I arrived the next morning to a complete mess. Without pain medication and unable to breath through the nosepiece, his chest heaved for each breath. His suffering was palpable. He begged me, “Don’t leave me”. And I promised I would stay. Those are the last words he ever spoke.
Without a living will, it was up to me. Up to me to make certain that he received his pain medication. Up to me to tell the nurses over and over again that he was not to receive nutrition. Up to me to deal with his stunned and grief stricken sisters. Up to me to make the decision that would ultimately end his suffering – to give him the medication patch that would kill him. Because he refused to ever speak of his death, it was all up to me.

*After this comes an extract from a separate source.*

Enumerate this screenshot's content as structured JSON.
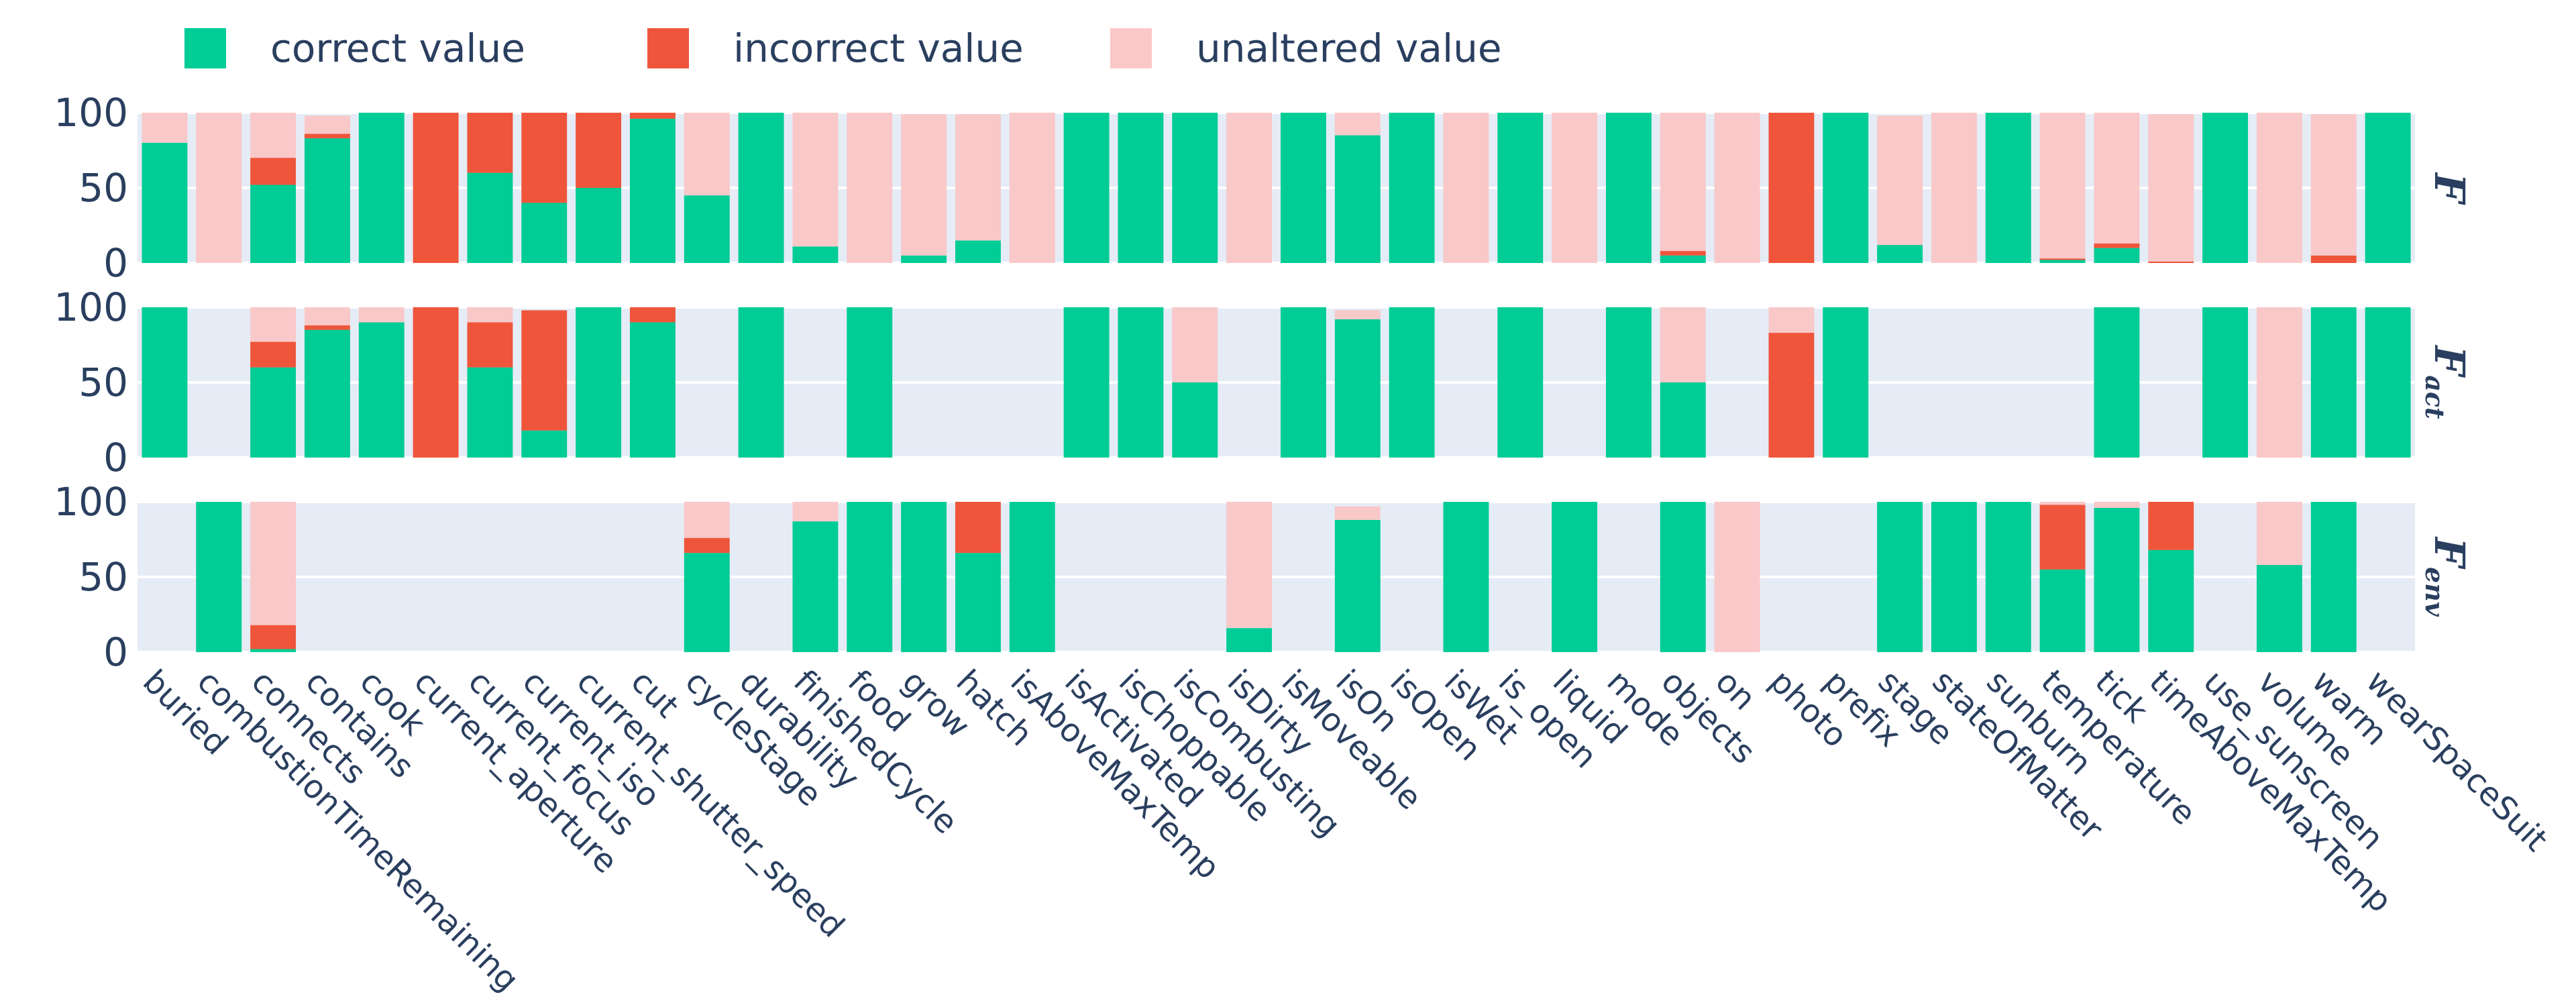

You see, I did what Michael Shiavo didn’t. I encouraged the nurses stick to doctor’s prescription for pain medicine even though I knew it would kill my father. My father hadn’t had a drink in over 20 years. My father never too pain medication and had no tolerance for it. Yet, I not only told them to put the patch on, I encouraged them to keep up the pain medication every 4 hours. He died with in 15 minutes of the patch taking effect.
Why? That’s simple. I didn’t want my father to suffer any longer.
And I live with the aftermath. The complicated relationship with my father was over. I will never know what he wanted that day. I will never know if he would have preferred to die at home or in the mountains. I live with the uncertainty because he believed that he would be in control every minute of every day until the end.
Sometimes I wake up in the middle of the night to wonder if I made the right decision. My grief and loss over the sudden death of my father will always be mixed with guilt, trepidation, and the haunting feeling that I might have made a mistake.
If you love your children, friends and family, spend 10 minutes to write out a living will. A living will allows you to dictate what happens in these last moments. Making the choice to not have a living will requires someone close to you to make all of those decisions for you. It’s a tremendous responsibility and a decision that will haunt them, as it haunts me, for the rest of their life.